Sissie Hehrborg is waiting the following Wednesday at 2:00 p.m. at the back entrance of the Newton Home and Garden Alliance.
She looks confused as I get out. “You’re not Nicole. I expected Nicole.”
“I’m Regina. We met last week.” I flash my brightest smile. We’re both wearing camel slacks. “Nicole couldn’t come, so I’m
subbing.” It’s a lie. I had to beg Nicole to let me pick up the donated clothes.
“Of course, now I remember.” But her puffy eyes are blank, as if she does not.
“We also talked about the sad loss of your good friend Sylvia.”
“Terrible.” She looks away. “Mickey, give a hand with these boxes, please. The van is here.”
“Oh, could I just sit for a moment?” I say. “I’ve never driven a big van before. It’s terrifying.” Which is true and which
is why Nicole was reluctant to let me do this pickup. Two near misses on Storrow Drive nearly proved her right.
Sissie motions me to a back door garden bench as Mickey hoists carton after carton into the van. “The donations have poured
in all this week. Your fashion show was a big hit.” She fumbles in her purse for a cigarette, offers me one, and lights up,
her hands slightly trembling as she inhales and blows out a thin blue column.
I start my pitch. “Sissie, you said that Sylvia wore Chanel.

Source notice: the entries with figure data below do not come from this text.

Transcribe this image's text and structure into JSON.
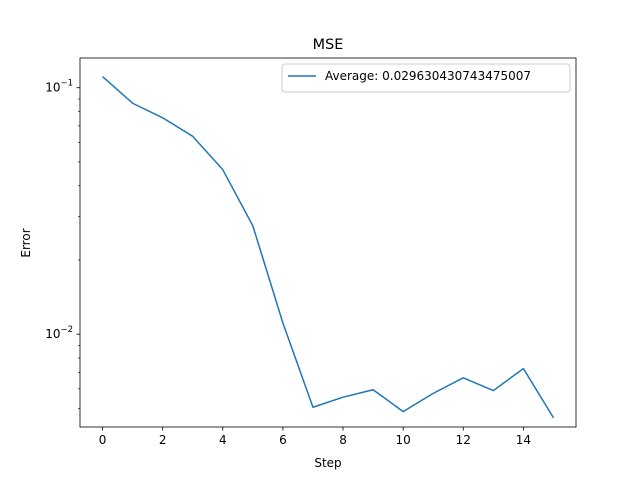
{
  "chart_data": {
    "type": "line",
    "title": "MSE",
    "xlabel": "Step",
    "ylabel": "Error",
    "yscale": "log",
    "xlim": [
      -0.75,
      15.75
    ],
    "ylim": [
      0.0042,
      0.132
    ],
    "grid": false,
    "legend_position": "top-right",
    "x_ticks": [
      0,
      2,
      4,
      6,
      8,
      10,
      12,
      14
    ],
    "x_tick_labels": [
      "0",
      "2",
      "4",
      "6",
      "8",
      "10",
      "12",
      "14"
    ],
    "y_major_ticks": [
      {
        "value": 0.1,
        "base": "10",
        "exp": "−1"
      },
      {
        "value": 0.01,
        "base": "10",
        "exp": "−2"
      }
    ],
    "y_minor_ticks": [
      0.005,
      0.006,
      0.007,
      0.008,
      0.009,
      0.02,
      0.03,
      0.04,
      0.05,
      0.06,
      0.07,
      0.08,
      0.09
    ],
    "series": [
      {
        "name": "Average: 0.029630430743475007",
        "color": "#1f77b4",
        "x": [
          0,
          1,
          2,
          3,
          4,
          5,
          6,
          7,
          8,
          9,
          10,
          11,
          12,
          13,
          14,
          15
        ],
        "y": [
          0.111,
          0.0865,
          0.0755,
          0.0635,
          0.0465,
          0.0275,
          0.0111,
          0.00505,
          0.00555,
          0.00595,
          0.00485,
          0.00575,
          0.00665,
          0.0059,
          0.00725,
          0.00458
        ]
      }
    ]
  }
}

Do you suppose Dr. Dempsey would consider making a donation from
his late wife’s wardrobe?”
Startled, she squints at me. “Ask Bernie for Sylvia’s clothes?”
“I know it’s a sensitive topic, but StyleSmart holds an annual auction of classic ensembles and couture items that come our
way—a Gaultier gown, Givenchy coat, Dior accessories. Some of these donations come from the deceased. Could we approach Dr.
Dempsey?”
Her mouth tightens, and she frowns. “I’m not sure.”
“Maybe I will take that cigarette.” It’s a bonding strategy, though I never fared well as a smoker, never mastered the hand
positions. Pretend you’re Susan Sarandon, Reggie. Take the Newport, accept the light, but do not inhale lest you choke. Puff
in, puff out. “Thanks. Now and then a cigarette—”
“Nothing like it.”
A quiet moment passes. Mickey loads the last carton. I’m on borrowed time. “Sissie, did you tell me Sylvia served as program
chair of the Garden Alliance?” She squints, puzzled. “Or was she an Alliance officer?”
She exhales. “Neither one. Just a member in good standing.”
“But she introduced Senator Wald.”
“She got him for the program. It’s what we’re about, landing the big fish from time to time.”